Friday, August 16, 2013

$39 MILLION PARKWAY[ETTE] WALKABLE-BIKABLE? NOT REALLY.



$39 million Champlain Parkway[ette]—A Poor Quality Walking and Biking Design

Tom Peters, the popular management writer stresses in a best seller “Thriving on Chaos” the premium leading managers and companies place on quality in their products and services, certainly a hallmark of the Steve Jobs approach for everything he did. 

With the Champlain Parkway in Burlington, VT still mired in legal procedures, a look at the current plans for the new 0.7 mile “parkwayette” with four major intersections—Pine Street, Home Avenue, Flynn Avenue and Lakeside Avenue—reveals poor quality walking and bicycling design.  Not very impressive with a $39 million projected cost in federal funds with $10 million already expended in various planning and design tasks in a project dating back about a half century.

To give a sense of what $39 million represents, it is about half the $83 million estimate for Fletcher Allen Health Care (FAHC) re-vamping practically all of the inpatient rooms into a new single occupancy building.  A complete light rail facility from the waterfront through the Marketplace, FAHC, UVM, then under Main Street to the south and the edge of Champlain College—including the light rail equipment—also costs about $80 million.  Cost of commuter rail self-propelled passenger equipment, stations and capital upgrades from Burlington via IBM Technology Park to the State House (about ten stations): $59 million.  

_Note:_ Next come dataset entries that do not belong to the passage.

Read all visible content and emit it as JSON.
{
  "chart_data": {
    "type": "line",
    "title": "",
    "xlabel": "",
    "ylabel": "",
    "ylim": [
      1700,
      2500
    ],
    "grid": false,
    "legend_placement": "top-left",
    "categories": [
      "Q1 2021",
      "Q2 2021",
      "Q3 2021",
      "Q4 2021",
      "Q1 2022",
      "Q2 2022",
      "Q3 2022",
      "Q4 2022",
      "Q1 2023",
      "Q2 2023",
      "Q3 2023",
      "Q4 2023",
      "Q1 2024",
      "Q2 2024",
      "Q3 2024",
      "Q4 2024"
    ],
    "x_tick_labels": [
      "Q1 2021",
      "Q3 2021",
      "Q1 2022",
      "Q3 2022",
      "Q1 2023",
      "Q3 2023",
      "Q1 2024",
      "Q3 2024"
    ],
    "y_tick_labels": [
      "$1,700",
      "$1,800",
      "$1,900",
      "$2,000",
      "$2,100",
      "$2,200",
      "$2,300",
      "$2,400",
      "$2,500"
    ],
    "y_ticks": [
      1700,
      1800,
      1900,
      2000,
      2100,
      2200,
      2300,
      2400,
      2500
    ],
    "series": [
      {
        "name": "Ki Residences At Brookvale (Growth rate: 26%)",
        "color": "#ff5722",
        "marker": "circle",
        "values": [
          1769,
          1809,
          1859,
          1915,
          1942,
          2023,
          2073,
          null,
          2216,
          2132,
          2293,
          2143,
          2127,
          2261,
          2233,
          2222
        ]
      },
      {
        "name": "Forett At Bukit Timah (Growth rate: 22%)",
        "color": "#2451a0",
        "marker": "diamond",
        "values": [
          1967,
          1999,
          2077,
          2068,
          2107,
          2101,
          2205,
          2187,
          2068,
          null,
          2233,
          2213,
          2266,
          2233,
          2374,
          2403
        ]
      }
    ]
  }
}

The Parkwayette does featrure a shared path on the west side accommodating both walkers and bicyclists—but the City’s decision some years ago declining recommended single lane roundabouts (as a cost saving measure) creates a far higher delay and expected injuy rates for walkers, bicyclists—and yes, cars occupants also.  The Parkwayette needs to slow 55 mph traffic down to 30 mph, something very difficult with signalized intersections but easy using the traffic calming roundabouts.  Literally the Parkwayette becomes obsolete the moment—if that ever comes---of the completion using current design.

Times certainly have changed since the 1950s and actually the change process accelerated in just the past year or so as cycle track (protected bike lanes) are being adopted rapidly as the basic way to make roadways accommodate bicyclists of all skills and ages.  The roundabout certainly has been a consideration since the first in the northeast was built in 1995 in Montpelier and the first busy street Burlington roundie at the Shelburne Street “rotary” design will be both single lane and provide a shared path for use by bicyclists and walkers, a path connecting to all the shared crosswalks.  Both bikable and walkable, the Shelburne Street roundabout can easily connect when cycle track along the north south corridors gets installed in the future.  

But it is the combination of cycle track and the roundabout at key intersections which reaches the quality status of the roadway being truly both walkable and bikable.  Anything other than a single lane roundabout--essentially stop control and traffic signals--generates a 500% greater rate of walker injuries and upwards of 300% greater rate of bicyclist injuries.  The Dutch and Swedish studies reporting this data remain very relevant because a cross section of the populations of those two nations of all ages and skills walk and bike versus, for example, bicycling busy streets in the U.S. mostly comprises young adult males. The one authoritative U.S. study by the Insurance Institute for Highway Safety in 2001 found non-roundabout intersections overall about an 800% greater rate of serious injuries and fatalities.

Burlington does feature a fully walkable four-block Church Street Marketplace and a nearly walkable/bikable north side of Riverside Avenue where the shared use pathway street lacks possible roundabouts on either end and difficult cross-street accesses.

Any highway project can be revised—sometimes even after construction begins—to remedy issues.  It is not too late to re-design the Parkwayette intersections to include single lane roundabouts the shared pathway crossings, a design similar to that of the Plattsburgh, NY (NY 9) roundabout and walking/bicycle joint pathways which cross on the east leg of the intersection.  Not only would the re-design save scarce transportation dollars but serve all users better and even save some injuries too—if it ever does get the go-ahead in its current form.  So much for quality street designs which attain a high walkable/bikable standard.